10 thoughts on “Raw data: Health care spending in the US

  1. roux.benoit

    I think that what this shows is that the erosion of the number of people covered was causing a pressure increasing the cost. By by increasing the number of people covered, one indirect effect of the ACA has been to flatten the curve. There is increased stability of cost by scaling up the number of people covered by health insurance. A naive and blunt picture: if only 100 people were covered by health insurance in the US, boy would they pay big premiums!

    1. emjayay

      Probably more important are the various provisions of the ACA that were specifically intended to incentivize things that would reduce the upward pressure on costs. Some more institutional, some preventative medicine like free flu shots

  2. roboto

    I've been pointing out for years that health care spending hasn't been increasing. The same is true for Japan after a pretty rapid rise the previous ten years.

    Just one more case of unnecessary alarmism along with HIV, radiation from Fukushima, climate change in 2050 and 2100, Covid-19, Trump starting a nuclear war...

    1. pipecock

      You should be alarmed at just how stupid you are. But that’s not how it works.
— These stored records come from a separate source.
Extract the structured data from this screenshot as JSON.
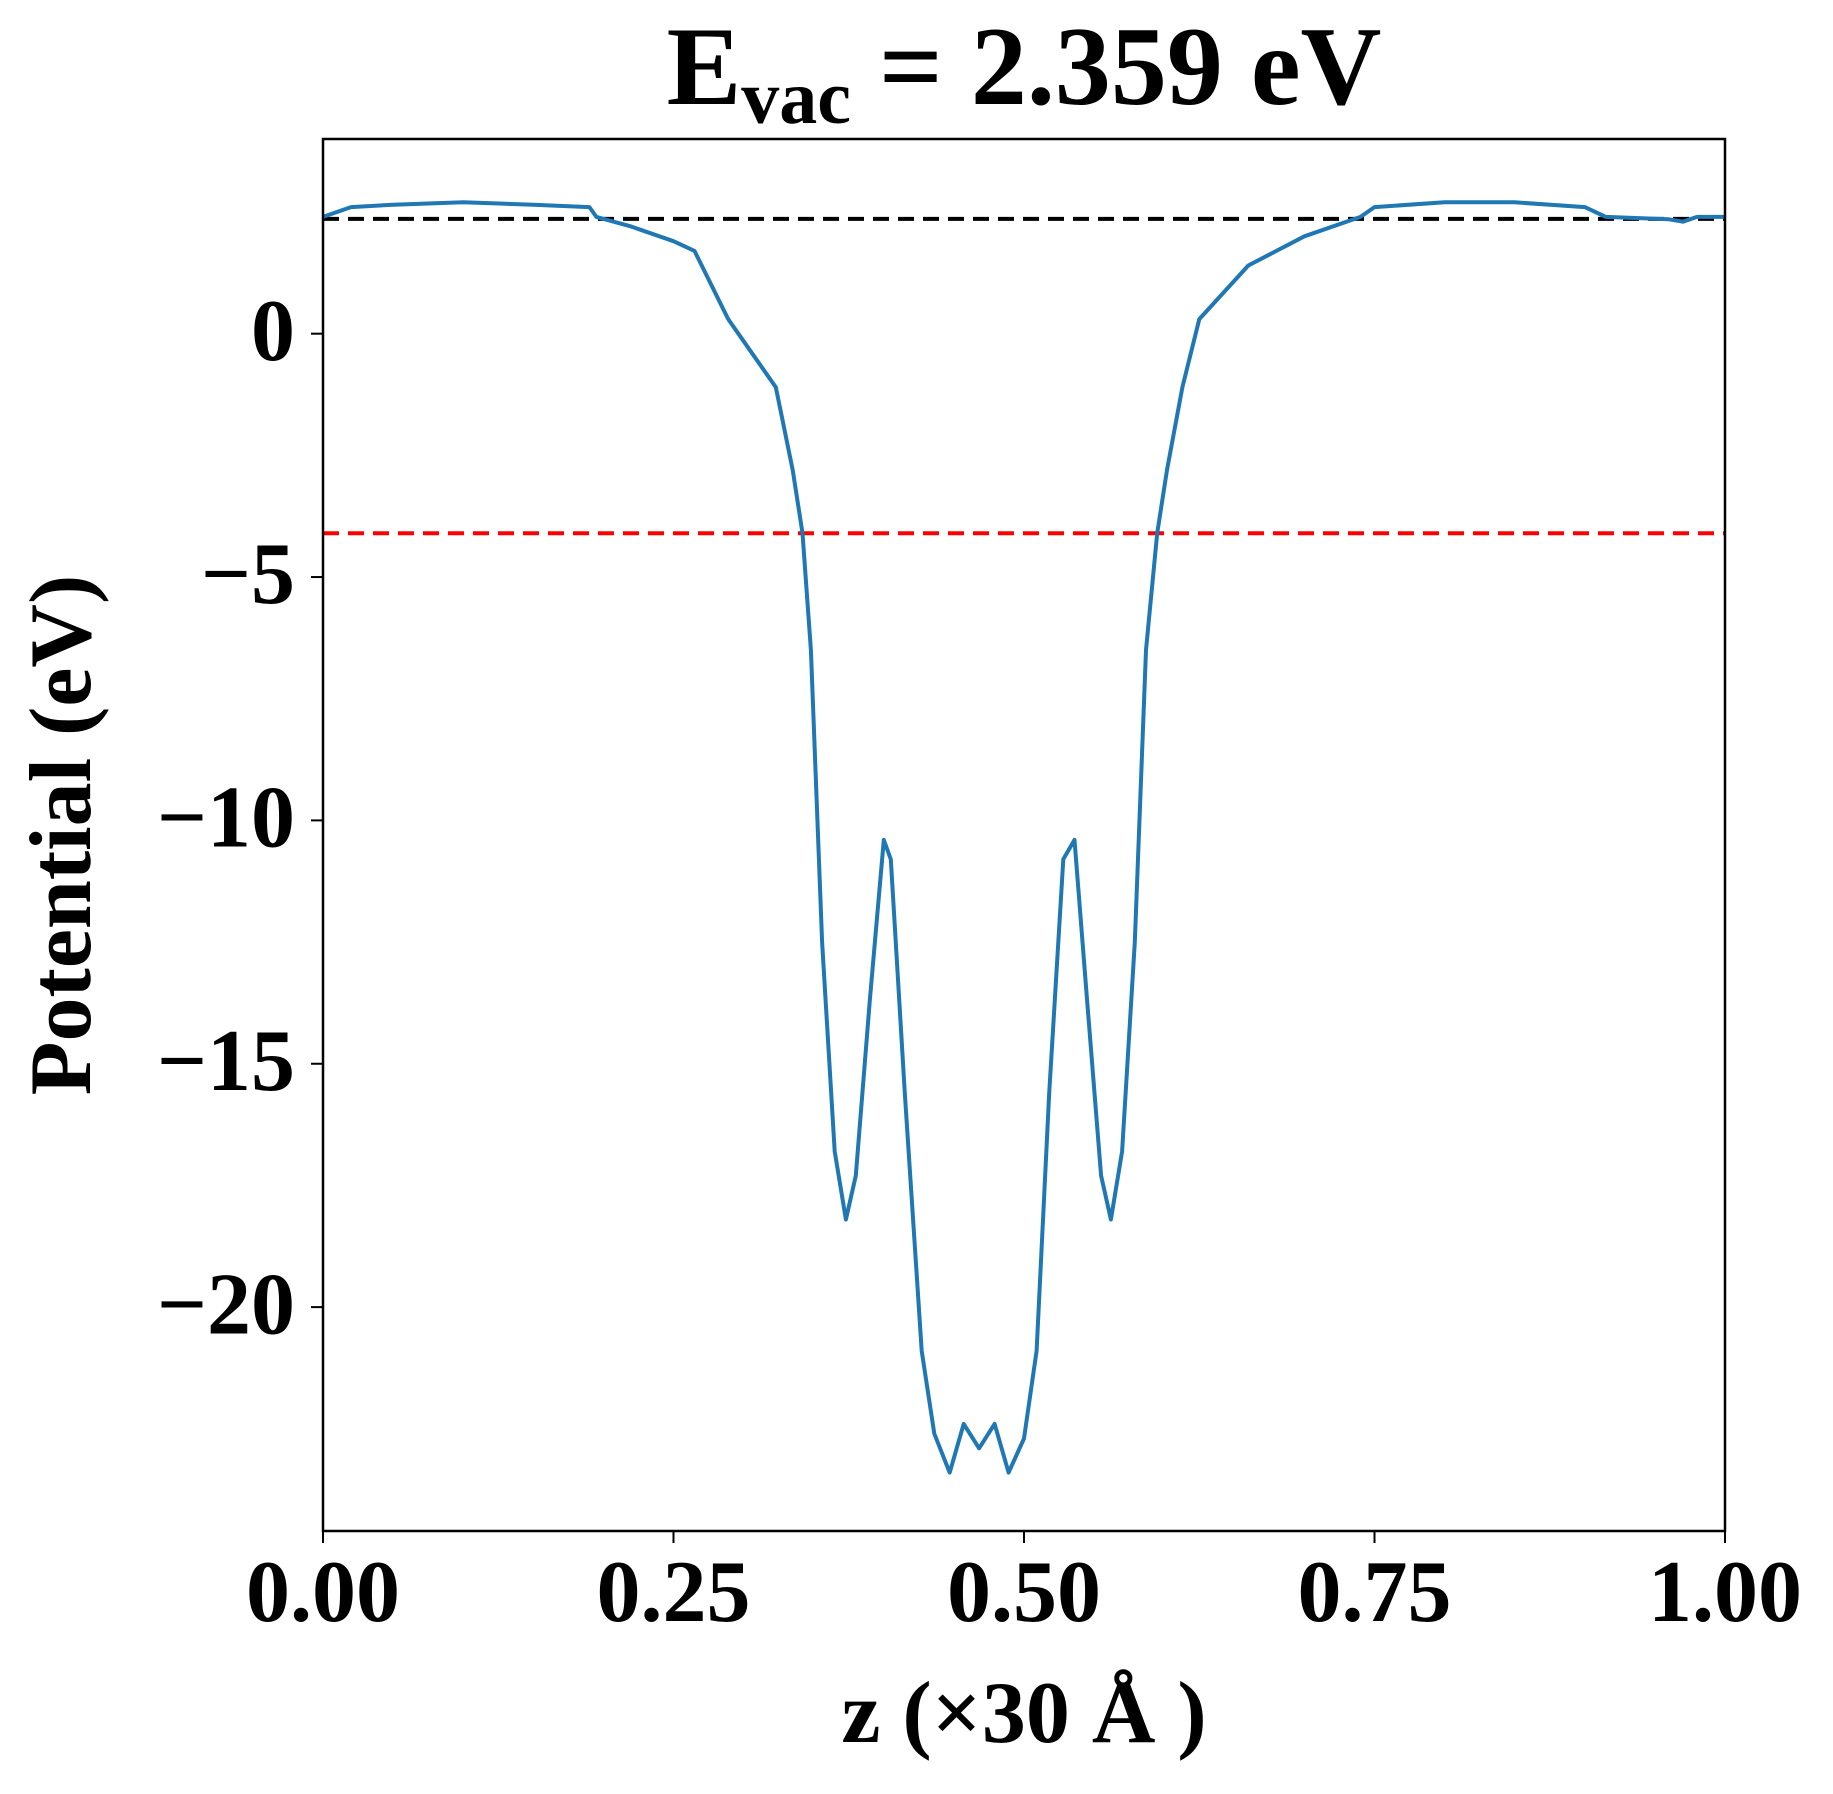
{
  "chart_data": {
    "type": "line",
    "title": {
      "main": "E",
      "subscript": "vac",
      "rest": " = 2.359 eV"
    },
    "x_label": "z (×30 Å )",
    "y_label": "Potential (eV)",
    "xlim": [
      0,
      1
    ],
    "ylim": [
      -24.6,
      4
    ],
    "xticks": [
      {
        "value": 0,
        "label": "0.00"
      },
      {
        "value": 0.25,
        "label": "0.25"
      },
      {
        "value": 0.5,
        "label": "0.50"
      },
      {
        "value": 0.75,
        "label": "0.75"
      },
      {
        "value": 1,
        "label": "1.00"
      }
    ],
    "yticks": [
      0,
      {
        "value": -5,
        "label": "−5"
      },
      {
        "value": -10,
        "label": "−10"
      },
      {
        "value": -15,
        "label": "−15"
      },
      {
        "value": -20,
        "label": "−20"
      }
    ],
    "hlines": [
      {
        "value": 2.359,
        "color": "#000000"
      },
      {
        "value": -4.1,
        "color": "#ff0000"
      }
    ],
    "series": [
      {
        "color": "#1f77b4",
        "x": [
          0,
          0.02,
          0.05,
          0.1,
          0.15,
          0.19,
          0.195,
          0.22,
          0.25,
          0.265,
          0.289,
          0.306,
          0.323,
          0.335,
          0.342,
          0.348,
          0.356,
          0.365,
          0.373,
          0.38,
          0.39,
          0.4,
          0.405,
          0.415,
          0.427,
          0.436,
          0.447,
          0.457,
          0.468,
          0.479,
          0.489,
          0.5,
          0.509,
          0.518,
          0.528,
          0.536,
          0.545,
          0.555,
          0.562,
          0.57,
          0.579,
          0.587,
          0.595,
          0.602,
          0.613,
          0.625,
          0.66,
          0.7,
          0.74,
          0.75,
          0.8,
          0.85,
          0.9,
          0.915,
          0.96,
          0.97,
          0.98,
          1.0
        ],
        "values": [
          2.4,
          2.6,
          2.65,
          2.7,
          2.65,
          2.6,
          2.4,
          2.2,
          1.9,
          1.7,
          0.3,
          -0.4,
          -1.1,
          -2.8,
          -4.1,
          -6.5,
          -12.5,
          -16.8,
          -18.2,
          -17.3,
          -13.7,
          -10.4,
          -10.8,
          -15.6,
          -20.9,
          -22.6,
          -23.4,
          -22.4,
          -22.9,
          -22.4,
          -23.4,
          -22.7,
          -20.9,
          -15.6,
          -10.8,
          -10.4,
          -13.7,
          -17.3,
          -18.2,
          -16.8,
          -12.5,
          -6.5,
          -4.1,
          -2.8,
          -1.1,
          0.3,
          1.4,
          2.0,
          2.4,
          2.6,
          2.7,
          2.7,
          2.6,
          2.4,
          2.35,
          2.3,
          2.4,
          2.4
        ]
      }
    ]
  }
}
      I’m not alarmed at your stupidity, but I’m not surprised either.

  3. kennethalmquist

    That's one of the things the Affordable Care Act was supposed to do. I think we now have enough data to say it's working.

  4. Jasper_in_Boston

    Really, Kevin? I could have absolutely sworn that I learned this fact from you, some years ago. Is it possible you knew it once, and forgot you knew it? LOL.

  5. MattBallAZ

    But but but .... everything is terrible and getting worse!
    How dare you blaspheme The Church of Doom?!

    PS: Thanks, Obama/Biden!

  6. ProbStat

    Obamacare.

    We've had socialized healthcare since Reagan signed the Emergency Medical Treatment & Labor Act, which requires hospitals to treat patients until they are "medically stable" without regard to ability to pay for services.

    However, this was just about the stupidest form of socialized healthcare imaginable: you get nothing while your treatable condition degrades your health, then heroic procedures while you're at death's door.

    With Obamacare, millions of people now have access to preventative and early treatment care, keeping them off of the highway to needing emergency care.

  7. kaleberg

    I remember medical costs flattening during the Obamacare debate. The companies were so scared we'd have serious reform that they forwent a few price increases for a year or two. My health insurance actually went down a few bucks for the only time ever. I doubt that's something I'll see again in my lifetime.

    Then Obamacare started to trickle in, and may have had a real effect.